NeMo Platform Skills Spec | NVIDIA NeMo Platform

Status: Draft.

This document defines the conventions for skills shipped with NeMo Platform: how they’re structured, what their frontmatter must contain, how they get tested, and where they live in the repo.

TL;DR: what are we actually solving for?

NeMo Platform is positioned as “the toolkit for safer, more accurate, cheaper agents.” Two distinct populations of users hit that pitch with very different starting points:

The user who doesn’t have an agent yet. They have a problem and a use case. They want NeMo Platform to take them from idea → deployed working agent.
The user who already has a deployed agent. They have metrics that aren’t good enough. They want NeMo Platform to make their agent measurably better.

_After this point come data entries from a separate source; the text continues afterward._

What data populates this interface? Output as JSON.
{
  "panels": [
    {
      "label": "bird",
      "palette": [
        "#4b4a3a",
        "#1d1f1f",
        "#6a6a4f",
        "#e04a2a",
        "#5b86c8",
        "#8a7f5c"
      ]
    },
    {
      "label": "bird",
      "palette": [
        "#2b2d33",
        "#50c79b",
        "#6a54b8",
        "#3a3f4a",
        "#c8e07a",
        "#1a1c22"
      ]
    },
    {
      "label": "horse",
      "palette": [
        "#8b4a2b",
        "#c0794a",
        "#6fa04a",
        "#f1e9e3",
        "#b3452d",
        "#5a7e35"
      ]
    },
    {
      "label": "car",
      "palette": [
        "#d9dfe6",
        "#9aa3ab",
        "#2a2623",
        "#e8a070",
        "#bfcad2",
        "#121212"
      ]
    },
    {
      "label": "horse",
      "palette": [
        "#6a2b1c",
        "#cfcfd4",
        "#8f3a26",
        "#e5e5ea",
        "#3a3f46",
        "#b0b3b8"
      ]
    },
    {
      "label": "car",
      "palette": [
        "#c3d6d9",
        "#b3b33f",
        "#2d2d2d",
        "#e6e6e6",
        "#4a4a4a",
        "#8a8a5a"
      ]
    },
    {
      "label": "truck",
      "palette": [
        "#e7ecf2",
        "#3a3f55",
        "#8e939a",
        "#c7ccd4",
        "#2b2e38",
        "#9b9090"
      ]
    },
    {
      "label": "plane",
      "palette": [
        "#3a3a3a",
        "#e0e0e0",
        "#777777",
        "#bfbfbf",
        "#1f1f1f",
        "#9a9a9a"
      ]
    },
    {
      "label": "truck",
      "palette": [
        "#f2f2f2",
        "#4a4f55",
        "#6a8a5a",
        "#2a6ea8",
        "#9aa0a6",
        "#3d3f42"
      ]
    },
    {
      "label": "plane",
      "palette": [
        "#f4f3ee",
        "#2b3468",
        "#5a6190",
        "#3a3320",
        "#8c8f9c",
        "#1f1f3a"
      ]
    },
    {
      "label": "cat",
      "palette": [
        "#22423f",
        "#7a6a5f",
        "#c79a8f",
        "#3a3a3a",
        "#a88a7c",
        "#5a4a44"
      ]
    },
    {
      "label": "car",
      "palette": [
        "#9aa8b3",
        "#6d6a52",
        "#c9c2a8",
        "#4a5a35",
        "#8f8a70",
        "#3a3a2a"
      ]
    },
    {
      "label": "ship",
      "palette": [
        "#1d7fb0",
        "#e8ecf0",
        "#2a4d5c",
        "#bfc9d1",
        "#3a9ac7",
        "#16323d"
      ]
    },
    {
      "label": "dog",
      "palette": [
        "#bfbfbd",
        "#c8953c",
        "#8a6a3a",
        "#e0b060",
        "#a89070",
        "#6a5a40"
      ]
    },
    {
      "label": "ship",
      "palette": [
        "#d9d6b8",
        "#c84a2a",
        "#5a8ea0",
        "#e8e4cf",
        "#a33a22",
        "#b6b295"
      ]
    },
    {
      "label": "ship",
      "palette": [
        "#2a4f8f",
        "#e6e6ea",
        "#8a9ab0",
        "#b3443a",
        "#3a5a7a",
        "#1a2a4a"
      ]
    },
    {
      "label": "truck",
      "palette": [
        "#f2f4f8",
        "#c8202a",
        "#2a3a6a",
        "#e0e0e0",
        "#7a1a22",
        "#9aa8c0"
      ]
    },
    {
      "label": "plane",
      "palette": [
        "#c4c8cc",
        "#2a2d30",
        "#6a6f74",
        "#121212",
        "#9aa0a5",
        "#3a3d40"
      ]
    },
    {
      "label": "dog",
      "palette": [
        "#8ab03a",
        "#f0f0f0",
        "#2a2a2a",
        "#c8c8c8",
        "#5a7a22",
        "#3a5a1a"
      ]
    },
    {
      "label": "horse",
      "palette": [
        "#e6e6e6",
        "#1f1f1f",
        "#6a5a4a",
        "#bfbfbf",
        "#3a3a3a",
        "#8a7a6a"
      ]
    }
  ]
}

Today’s catalog half-served both. There was no top-level orchestrator for the build journey (users had to guess after setup completed), and no overview / theory / outer-loop for the optimization journey (users had per-technique skills but no map of when to use which).

The two skills overhauls in flight this weekend fix this:

Lifecycle skills serve the first population. Build journey.
Optimization skills serve the second population. Improvement journey.

They don’t overlap. We need both. This doc proposes a unified spec so future skill authors aren’t choosing between two conventions.

The two user journeys, in detail

Journey A: “I want to build an agent for my use case”

Entry point: a coding agent (Claude Code, Cursor, Codex, OpenCode) opened inside a freshly installed NeMo Platform repo. The user has just run make bootstrap and nemo setup in their shell.

What they care about:

Going from a fuzzy idea to a working, testable agent in their preferred coding agent.
Not having to read every doc.
The CLI telling them what to do next at every junction, not dumping them at a chat playground.

What they don’t care about:

The platform’s internal architecture.
Optimization theory.
Which microservice does what.

The skills that serve them:

Step	Skill	What it does
1	`nemo-skill-selection`	Router: parses natural-language intent, picks the right downstream skill
2	`nemo-explore`	Design conversation: captures goal, audience, tools, constraints
3	`nemo-spec`	Writes the design to `agents/<name>-spec/AGENT-SPEC.md`
4	`nemo-build-agent`	Scaffolds NAT workflow YAML and deploys
5	`nemo-try-agent`	Sends queries to the deployed agent
6	`nemo-status`	Read-only platform health dashboard
7	`nemo-teardown`	Guided shutdown

Where this journey breaks today (post-install CTA): after nemo setup finishes, the CLI tells the user to chat with the built-in calculator agent. That’s the wrong handoff for Journey A: the user came here to build their agent, not chat with someone else’s. The CTA should be goal-oriented (“what do you want to build?” or “ask me to design an agent for X”). The CLI is the journey transition point, not the README. Most users never read the README all the way through.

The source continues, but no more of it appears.